Vigdor's work at Washington and previously at Duke University has him very much immersed in the world of leading research universities, and his Ph.D. is from Harvard University. But in looking at the places that dominate economics, Harvard and a few other institutions are the very top tier.
Olivier Blanchard, president of the AEA, declined to comment on Vigdor's criticisms. Blanchard is a scholar at the Peterson Institute for International Economics, but he spent the bulk of his career at Harvard and the Massachusetts Institute of Technology. (A listing of the association's past presidents confirms Vigdor's count.)
Tyler Cowen, chair of economics at George Mason University, has attracted many followers through both his scholarship and his blog, Marginal Revolution.
He said that he agreed with the idea that influence of economics comes from a relatively small number of institutions, and he thinks the number is shrinking. "What used to be something like a 'top six' has over time become the 'top two,' namely Harvard and MIT."
Cowen said that he doesn't "find that entirely ideal, by any means." But he also said that those departments deserve praise for their work. "Harvard and MIT are in fact remarkably good at finding, evaluating and attracting top talent. It is stunning how good they are at this, and we should not begrudge them that," he said. (Cowen is an example, having earned his Ph.D. at Harvard.
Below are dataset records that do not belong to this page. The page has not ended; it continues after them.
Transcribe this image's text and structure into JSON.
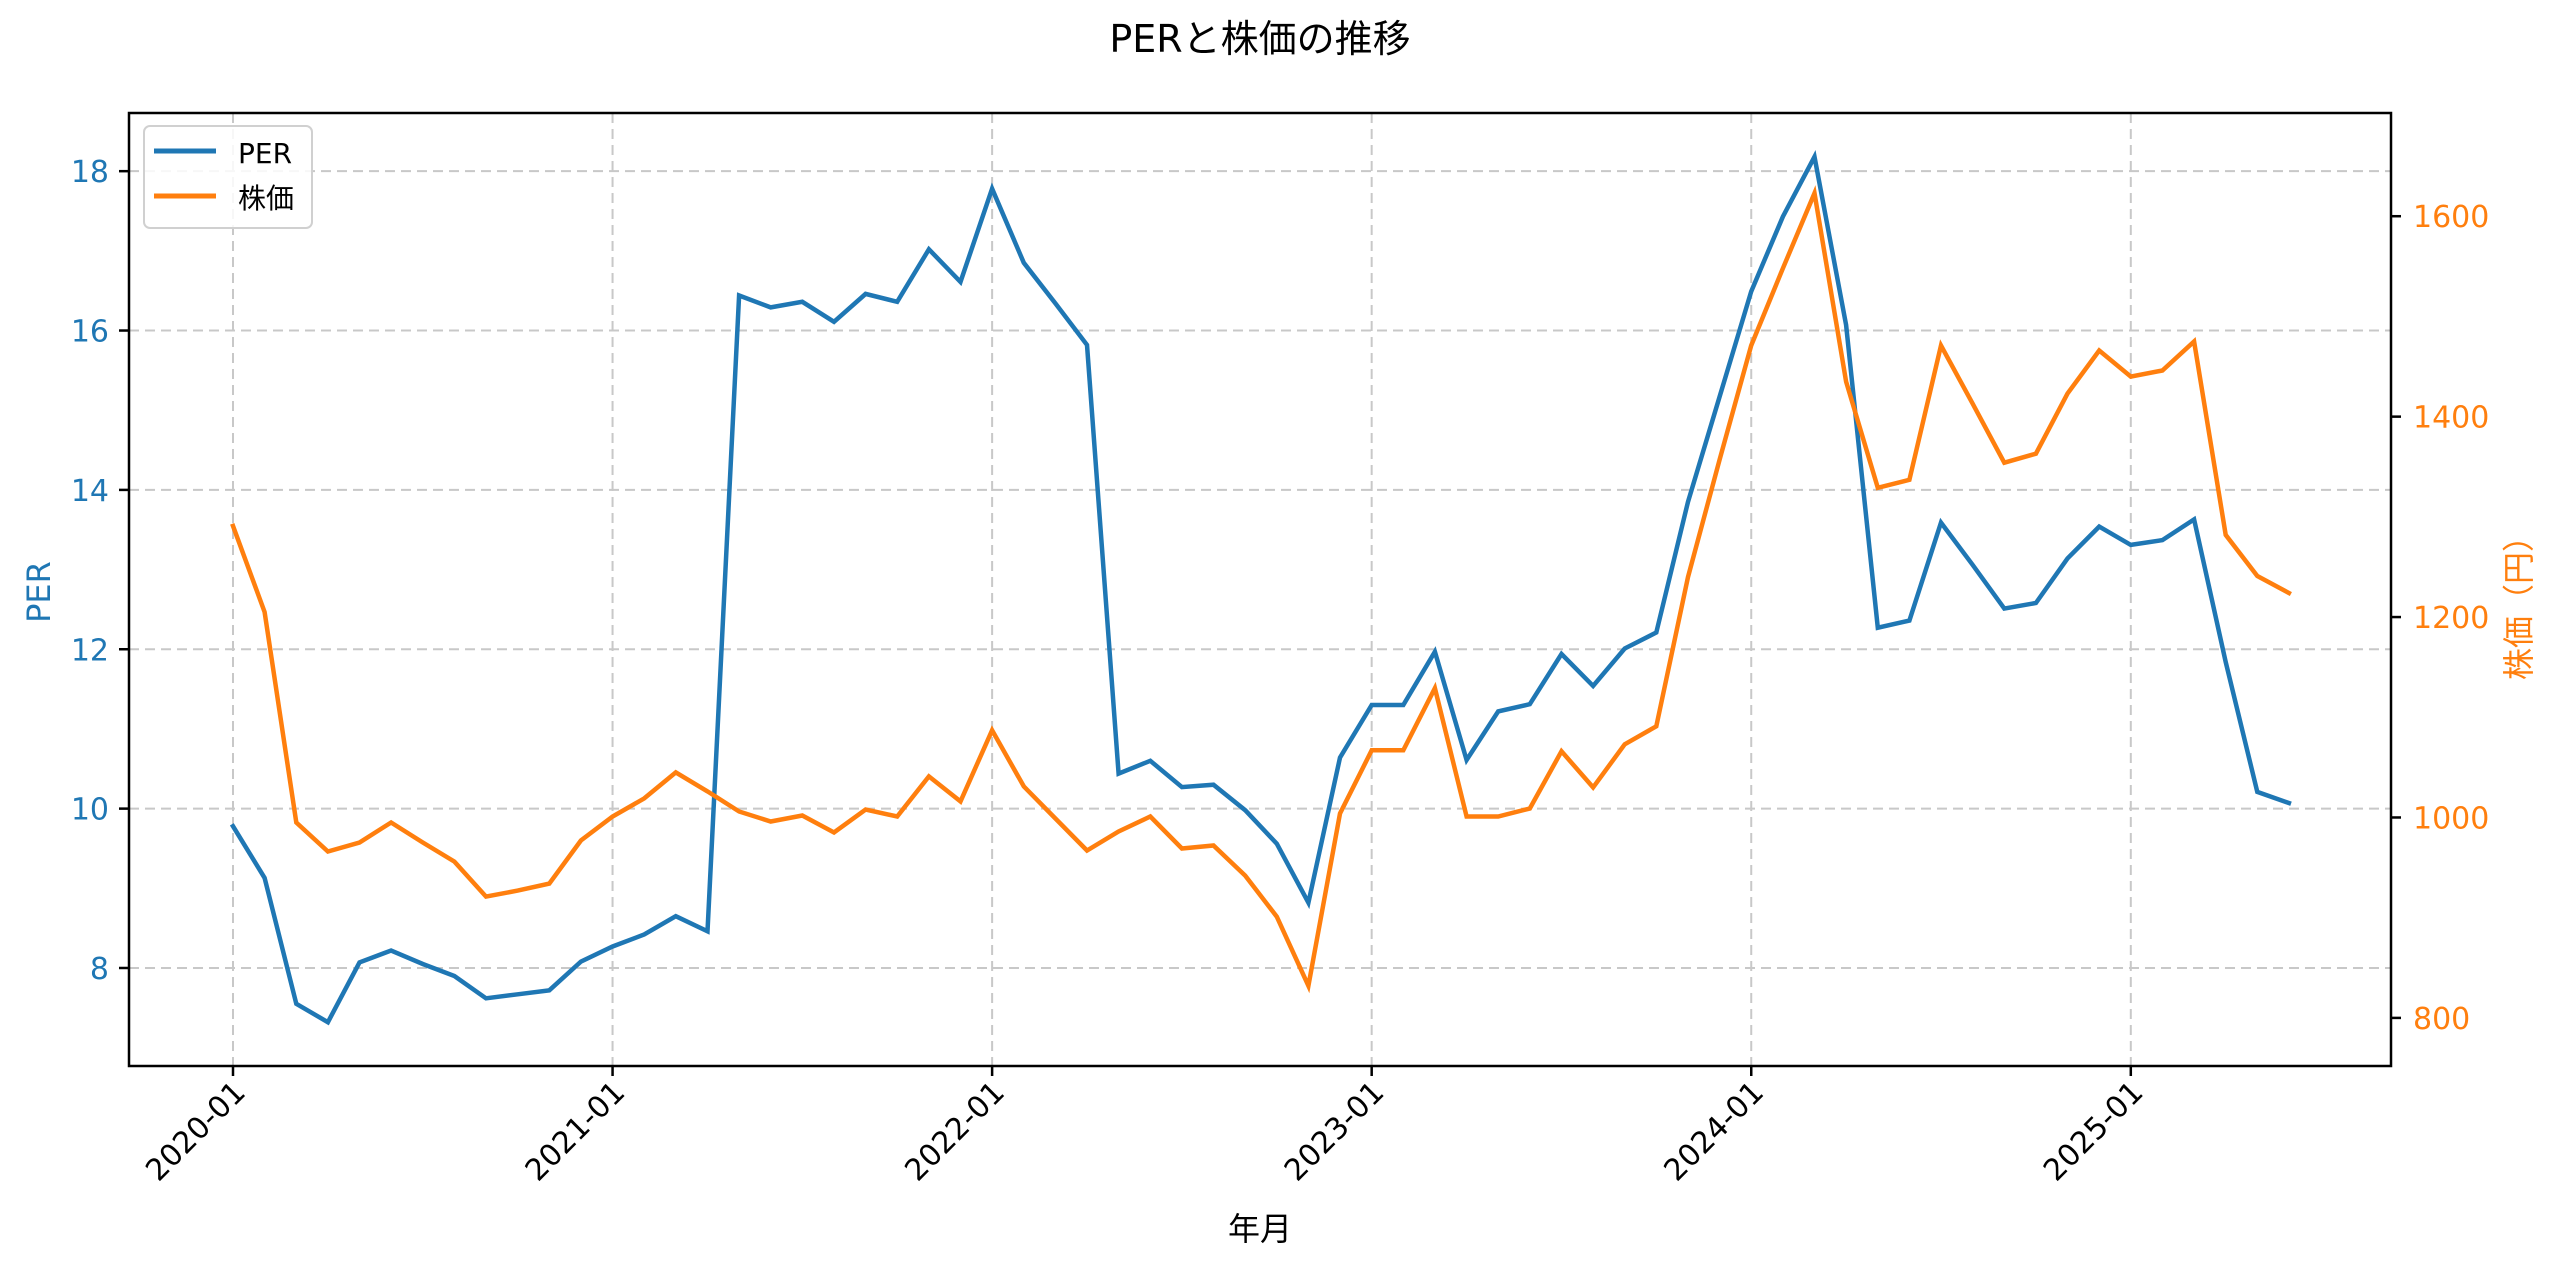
{
  "chart_data": {
    "type": "line",
    "title": "PERと株価の推移",
    "xlabel": "年月",
    "ylabel": "PER",
    "ylabel_right": "株価（円）",
    "x_tick_labels": [
      "2020-01",
      "2021-01",
      "2022-01",
      "2023-01",
      "2024-01",
      "2025-01"
    ],
    "y_ticks_left": [
      8,
      10,
      12,
      14,
      16,
      18
    ],
    "y_ticks_right": [
      800,
      1000,
      1200,
      1400,
      1600
    ],
    "ylim_left": [
      6.77,
      18.73
    ],
    "ylim_right": [
      752,
      1703
    ],
    "grid": true,
    "legend_position": "upper left",
    "legend": [
      "PER",
      "株価"
    ],
    "colors": {
      "PER": "#1f77b4",
      "株価": "#ff7f0e",
      "grid": "#c8c8c8",
      "axis": "#000000"
    },
    "x": [
      "2020-01",
      "2020-02",
      "2020-03",
      "2020-04",
      "2020-05",
      "2020-06",
      "2020-07",
      "2020-08",
      "2020-09",
      "2020-10",
      "2020-11",
      "2020-12",
      "2021-01",
      "2021-02",
      "2021-03",
      "2021-04",
      "2021-05",
      "2021-06",
      "2021-07",
      "2021-08",
      "2021-09",
      "2021-10",
      "2021-11",
      "2021-12",
      "2022-01",
      "2022-02",
      "2022-03",
      "2022-04",
      "2022-05",
      "2022-06",
      "2022-07",
      "2022-08",
      "2022-09",
      "2022-10",
      "2022-11",
      "2022-12",
      "2023-01",
      "2023-02",
      "2023-03",
      "2023-04",
      "2023-05",
      "2023-06",
      "2023-07",
      "2023-08",
      "2023-09",
      "2023-10",
      "2023-11",
      "2023-12",
      "2024-01",
      "2024-02",
      "2024-03",
      "2024-04",
      "2024-05",
      "2024-06",
      "2024-07",
      "2024-08",
      "2024-09",
      "2024-10",
      "2024-11",
      "2024-12",
      "2025-01",
      "2025-02",
      "2025-03",
      "2025-04",
      "2025-05",
      "2025-06"
    ],
    "series": [
      {
        "name": "PER",
        "axis": "left",
        "values": [
          9.78,
          9.13,
          7.55,
          7.32,
          8.07,
          8.22,
          8.05,
          7.9,
          7.62,
          7.67,
          7.72,
          8.08,
          8.27,
          8.42,
          8.65,
          8.46,
          16.44,
          16.29,
          16.36,
          16.11,
          16.46,
          16.36,
          17.02,
          16.61,
          17.78,
          16.85,
          16.34,
          15.82,
          10.44,
          10.6,
          10.27,
          10.3,
          9.98,
          9.56,
          8.82,
          10.64,
          11.3,
          11.3,
          11.97,
          10.61,
          11.22,
          11.31,
          11.94,
          11.54,
          12.01,
          12.21,
          13.85,
          15.17,
          16.49,
          17.43,
          18.18,
          16.07,
          12.27,
          12.36,
          13.59,
          13.06,
          12.51,
          12.58,
          13.14,
          13.54,
          13.31,
          13.37,
          13.63,
          11.84,
          10.21,
          10.07
        ]
      },
      {
        "name": "株価",
        "axis": "right",
        "values": [
          1291,
          1205,
          995,
          966,
          975,
          995,
          975,
          956,
          921,
          927,
          934,
          977,
          1001,
          1019,
          1045,
          1026,
          1006,
          996,
          1002,
          985,
          1008,
          1001,
          1041,
          1016,
          1087,
          1031,
          999,
          967,
          986,
          1001,
          969,
          972,
          942,
          901,
          832,
          1004,
          1067,
          1067,
          1129,
          1001,
          1001,
          1009,
          1066,
          1030,
          1073,
          1091,
          1240,
          1357,
          1471,
          1548,
          1623,
          1435,
          1329,
          1337,
          1471,
          1413,
          1354,
          1363,
          1423,
          1466,
          1440,
          1446,
          1475,
          1282,
          1241,
          1224
        ]
      }
    ]
  }
}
His undergraduate alma mater is George Mason, where he teaches.)
The centralization of top departments, he said, worries him less than do "pressures for conformity."
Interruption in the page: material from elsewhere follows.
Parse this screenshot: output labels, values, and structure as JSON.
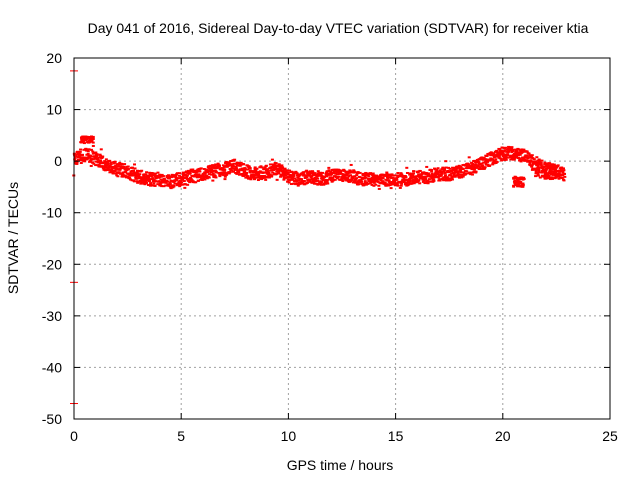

Cowen added that he is sympathetic to Vigdor's criticism, but that the centralization may be "an opportunity" for departments outside the elites to shine. "The centralized centers of influence are going to miss important ideas in their early stages," Cowen said. "Both public choice and experimental economics came out of non-top schools," including to some extent George Mason, he said. "So did blogging. If something is unfair, well, in part that is your big chance."
Graduate Students' Open Letter
Vigdor's criticisms have circulated even as an open letter from graduate students (many of them at top programs) has been circulating calling for reform of departments, the discipline and the association
The letter was drafted amid a scandal over a prominent economist, Roland Fryer of Harvard University. Fryer resigned from the executive committee of the association amid reports of harassment allegations he faces at Harvard (he has declined to comment on them). The association said it was unaware of the allegations when he was named to the committee.
The open letter, issued in response to the reports on Fryer, says in part, "This is a painful moment for our discipline. Abuses of power, bullying, and harassment damage peoples’ health and happiness, ruin careers, and reduce the quality of scholarship in economics. Moreover, it is well documented that these abuses of power disproportionately harm women, minorities, and queer individuals. These frustrating realities have pushed us to ask how economics can address the power imbalances that drive out talented individuals, prevent the inclusion of underrepresented groups, and collectively damage our discipline."
The letter calls on leaders in the profession to "listen to us" about the problems faced by graduate students and others, for each department to "create, communicate, and enforce department-level standards of conduct" and for the association to "implement a discipline-wide reporting system to document bad behavior."
Blanchard, the AEA president, tweeted praise for the letter and said that the association was working on the issues raised in it. His tweet called the letter "careful and constructive."
Vigdor, asked if he had received any response from the association, said that he had not.